How to build a bigger and better federal retirement?

Federal Benefit Advisory

Who doesn’t want a bigger retirement? Surprisingly, many federal employees work in positions with dead ends in terms of raises, promotion or other incomes that can have a positive effect on the retirement income.

First, let’s look at influences of the retirement annuity (pension)

  • Time of service: 

The basic qualifications for a regular federal employee, full and immediate retirement:

  • MRA with 30 years of service.
  • Age 60 with 20 years of service
  • Age 65 with 5 years of service
  • MRA (or older) with 10 years of service for early retirement. An immediate but reduced retirement annuity, or delay retirement until age 62 to receive a full retirement. (special provision not included in this article)
  • The value of your TSP.
  • Benefits choices upon retirement.

Next, let’s look at the Regular FERS retirement calculation:

Age 61 and under:

  • H-3 X 1.0% X years of service.

Example:

$75,000.00 X 1.0%X30= $22,500.00 annual/$1,875.00 per month.

  • Age 62 or greater (with 20 years or more) H-3X 1.10% X years of service. By waiting for age 62 and 20 years or move, can pay much more dividends, permanently.

            Example:

$75,000.00 X 1.10% X 30 = $24,750.00 annual / $2,062.00 per month.

Next, let us look at components of your federal salary:

  • Salary or hourly.
  • Location (if any)

Of course, you pay is what it is, right? Yes, however, if one is looking to increase the FERS retirement annuity, you can take steps to increase your working income (not always easy)

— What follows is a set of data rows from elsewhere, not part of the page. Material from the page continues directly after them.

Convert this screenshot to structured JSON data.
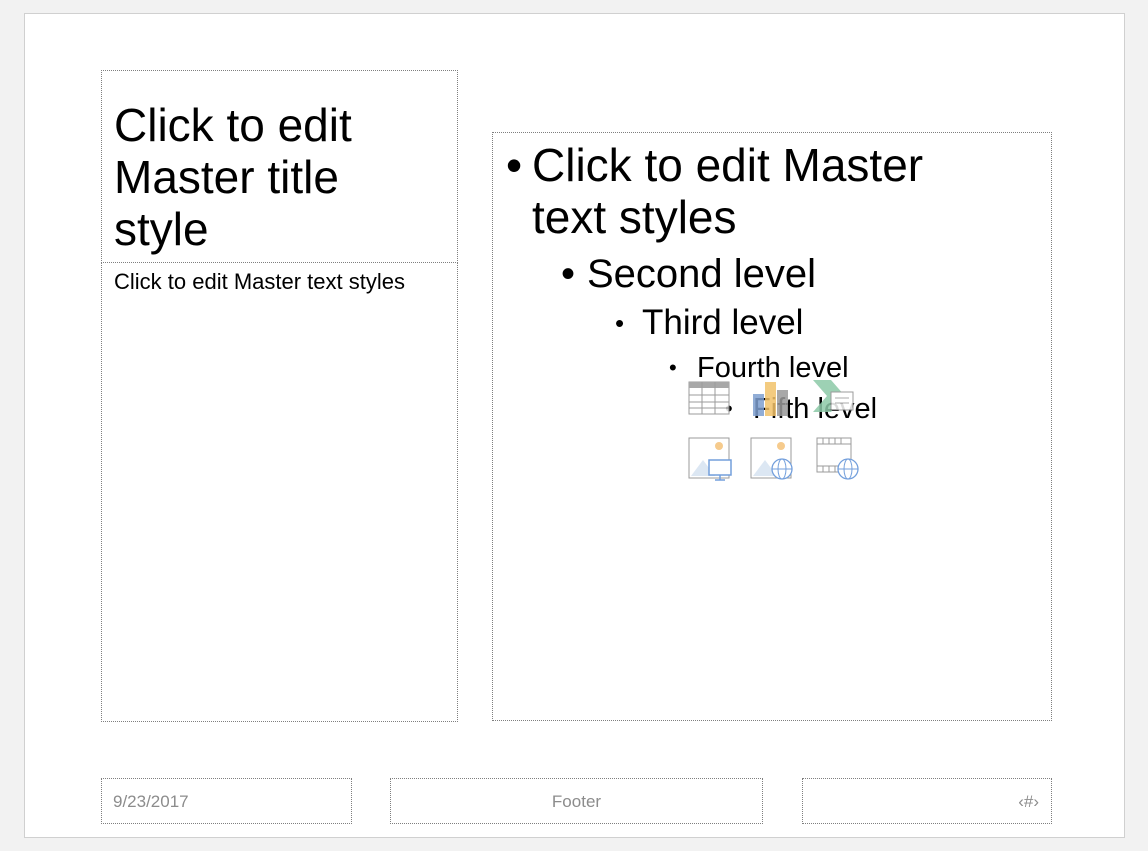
{
  "slide": {
    "title_placeholder": "Click to edit Master title style",
    "left_body_placeholder": "Click to edit Master text styles",
    "content_levels": {
      "level1": "Click to edit Master text styles",
      "level2": "Second level",
      "level3": "Third level",
      "level4": "Fourth level",
      "level5": "Fifth level",
      "bullet": "•"
    },
    "insert_icons": [
      "table-icon",
      "chart-icon",
      "smartart-icon",
      "pictures-icon",
      "online-pictures-icon",
      "online-video-icon"
    ],
    "footer": {
      "date": "9/23/2017",
      "text": "Footer",
      "slide_number": "‹#›"
    }
  },
  "colors": {
    "background": "#f2f2f2",
    "slide": "#ffffff",
    "placeholder_border": "#7f7f7f",
    "footer_text": "#8c8c8c"
  }
}
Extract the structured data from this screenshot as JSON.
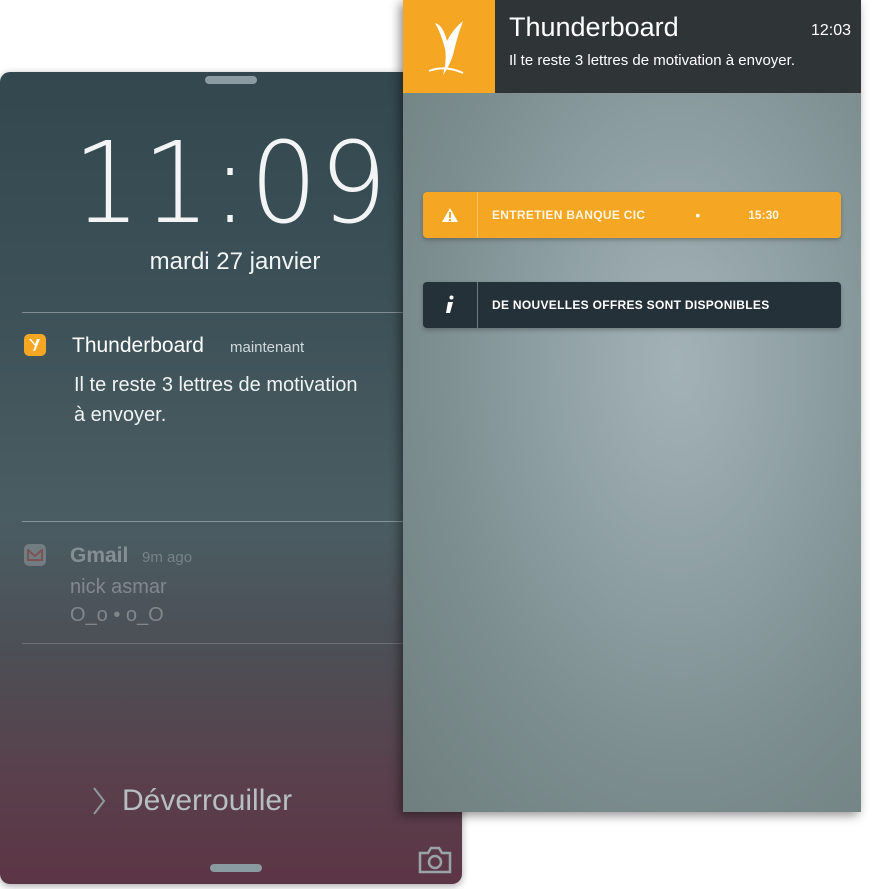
{
  "lock_screen": {
    "time": "11:09",
    "date": "mardi 27 janvier",
    "notifications": [
      {
        "app": "Thunderboard",
        "ago": "maintenant",
        "line1": "Il te reste 3 lettres de motivation",
        "line2": "à envoyer.",
        "icon": "thunderboard-app-icon",
        "accent": "#f5a623"
      },
      {
        "app": "Gmail",
        "ago": "9m ago",
        "line1": "nick asmar",
        "line2": "O_o • o_O",
        "icon": "gmail-icon",
        "accent": "#c4c9cb"
      }
    ],
    "unlock_label": "Déverrouiller",
    "camera_icon": "camera-icon"
  },
  "app_screen": {
    "header": {
      "title": "Thunderboard",
      "time": "12:03",
      "message": "Il te reste 3 lettres de motivation à envoyer.",
      "logo": "thunderboard-logo"
    },
    "cards": {
      "alert": {
        "icon": "warning-icon",
        "label": "ENTRETIEN BANQUE CIC",
        "separator": "•",
        "time": "15:30",
        "color": "#f5a623"
      },
      "info": {
        "icon": "info-icon",
        "label": "DE NOUVELLES OFFRES SONT DISPONIBLES",
        "color": "#253139"
      }
    }
  }
}
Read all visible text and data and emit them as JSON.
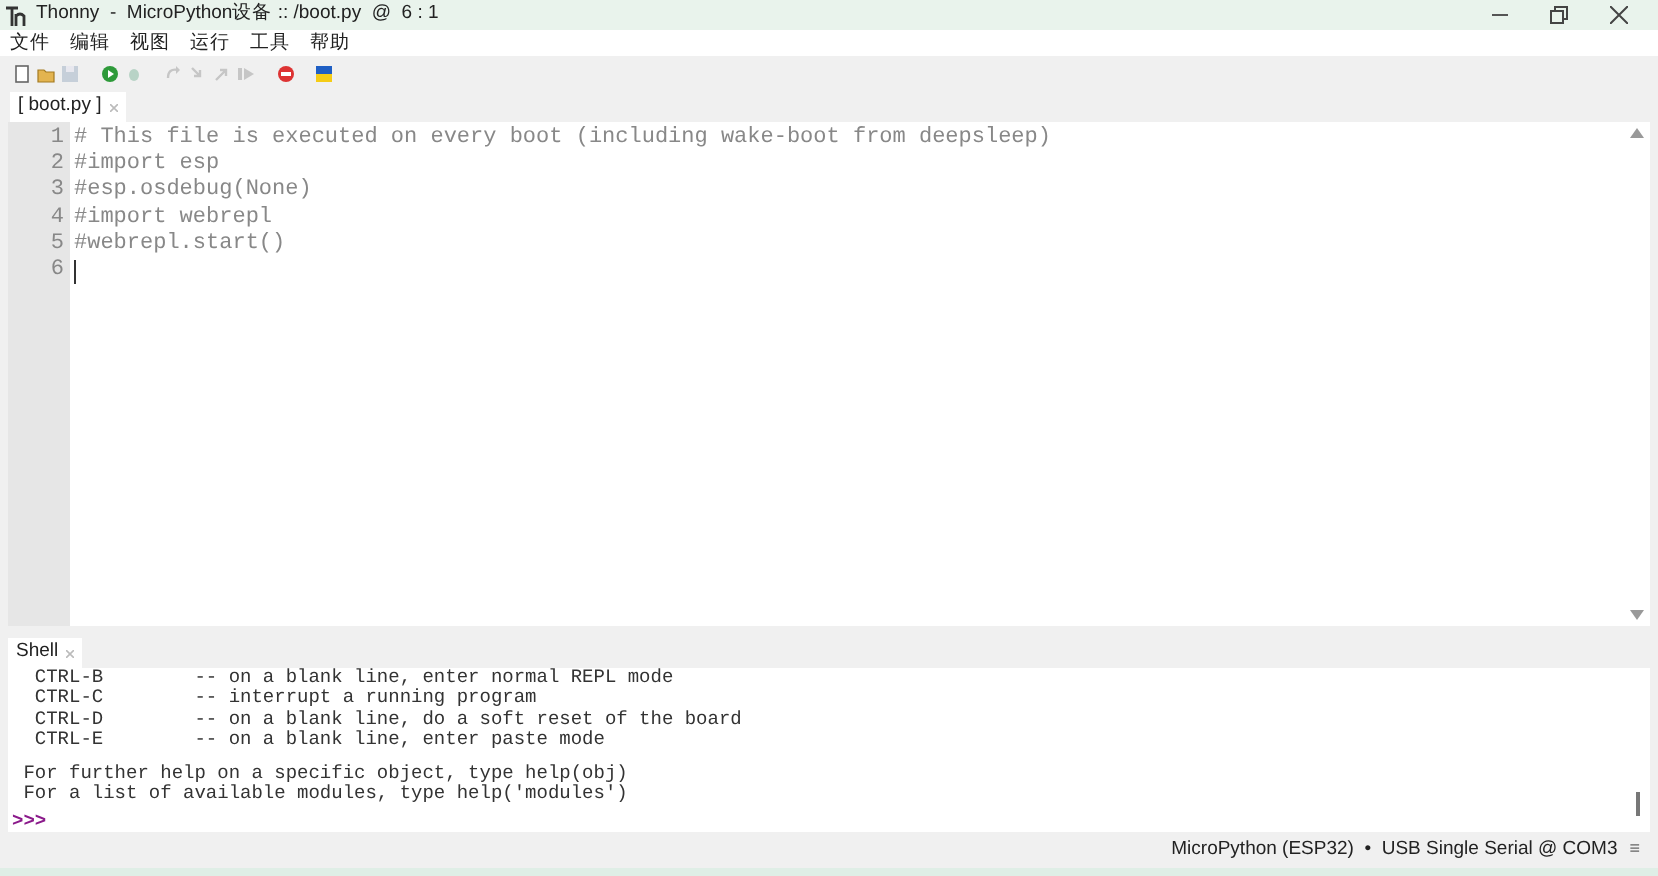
{
  "window": {
    "title": "Thonny  -  MicroPython设备 :: /boot.py  @  6 : 1"
  },
  "menu": [
    "文件",
    "编辑",
    "视图",
    "运行",
    "工具",
    "帮助"
  ],
  "toolbar": [
    {
      "kind": "new",
      "disabled": false
    },
    {
      "kind": "open",
      "disabled": false
    },
    {
      "kind": "save",
      "disabled": true
    },
    {
      "kind": "run",
      "disabled": false
    },
    {
      "kind": "debug",
      "disabled": true
    },
    {
      "kind": "step-over",
      "disabled": true
    },
    {
      "kind": "step-into",
      "disabled": true
    },
    {
      "kind": "step-out",
      "disabled": true
    },
    {
      "kind": "resume",
      "disabled": true
    },
    {
      "kind": "stop",
      "disabled": false
    },
    {
      "kind": "flag",
      "disabled": false
    }
  ],
  "editor_tabs": [
    {
      "label": "[ boot.py ]",
      "selected": true
    }
  ],
  "editor": {
    "lines": [
      {
        "number": "1",
        "text": "# This file is executed on every boot (including wake-boot from deepsleep)"
      },
      {
        "number": "2",
        "text": "#import esp"
      },
      {
        "number": "3",
        "text": "#esp.osdebug(None)"
      },
      {
        "number": "4",
        "text": "#import webrepl"
      },
      {
        "number": "5",
        "text": "#webrepl.start()"
      },
      {
        "number": "6"
      }
    ]
  },
  "shell": {
    "tab": {
      "label": "Shell",
      "selected": true
    },
    "paragraphs": [
      [
        "  CTRL-B        -- on a blank line, enter normal REPL mode",
        "  CTRL-C        -- interrupt a running program",
        "  CTRL-D        -- on a blank line, do a soft reset of the board",
        "  CTRL-E        -- on a blank line, enter paste mode"
      ],
      [
        " For further help on a specific object, type help(obj)",
        " For a list of available modules, type help('modules')"
      ]
    ],
    "prompt": ">>>"
  },
  "status_bar": {
    "text": "MicroPython (ESP32)  •  USB Single Serial @ COM3",
    "menu_glyph": "≡"
  }
}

  • Location is part of your salary and is used to determine the highest consistent highest three years of salary.
  • Your job/position:

Jobs with your agency and outside your agency are competitive. If you are aware of promotion opportunities, which you can apply for, would you do it? Would you take a job in another city or state? Another agency? Are you willing to go to college nights or online to grab that promotion?

Many federal employees of high and high paying positions began at the bottom levels.

  • TSP, can gain but can lose:
    • Manage your TSP account to prevent losses.
    • Make as great a contribution to your TSP that you can:
    • 2024 allowable contributions:

TSP contribution limit for 2024 is $23,000 for employee contributions, and $69,000 for the combined employee and employer contributions. If you’re age 50 or older, you’re eligible for an additional $7,500 in catch-up contributions, raising your employee contribution limit to $30,500.

  • Turning your TSP into guaranteed income while preserving principal will bring many years of good sleep, in your retirement.
  • Look at all options when choosing retirement benefits:

Example:

The 50% spousal benefit comes with a cost reduction of 10% from your retirement annuity. This is not required. Many couples with two retirements choose not to leave a survivor benefit. If a survivor benefit is needed, consider this; 10% contribution, we’ll use $400.00 per month, in 30 years is a contribution of $144,000.00. If your spouse, the intended beneficiary of this benefit, passes first, gone is your $144,000.00. In many cases, the same cost can bring a higher benefit, and a change of beneficiary if your spouse dies first, thorough the use of private life insurance, designed to mimic the federal benefit.

  • FEGLI:

If you have a permanent need for FEGLI, which lasts for the remainder of your life, you will cancel FEGLI at some point. Fact: FEGLI is expensive for the retiree. Again, this is where your planner or advisor can make the cost fit the benefit, permanently.

  • Retirement after age 62 offers a second benefit:

COLA in retirement is awarded only to those aged 62 or greater.  A retirement at MRA (we’ll say age 57) means to COL in retirement for 5 years. Putting in the extra years and age 62 will allow for working years COLA, then immediate receipt of COLA in retirement.

  • Delay drawing Social Security until your Full Retirement Age, somewhere (based on year of birth) age 66 to 67.
    • Age 62 drawing Social Security will draw 75% of the full amount and is affected for life.
    • Drawing Social Security at Full Retirement Age is 100%.
    • Drawing Social Security at age 70 is 125% of Full Retirement Age.
  • Adding Military service to your Comp Time:
    • Active duty only.
      • U.S. Military grads can us the 4 years, even if you are retired.
      • Reservists can use Boot Camp (Basic Training) and advanced training, as well as training summer camp, if done prior to FERS service.
  • Where do you begin?
    • Begin today, take your full budget of all expenses and all incomes. Then budget again with your projected retirement annuity income.
      • Begin your pro-active plans for retirement, even if you have 20 years to go.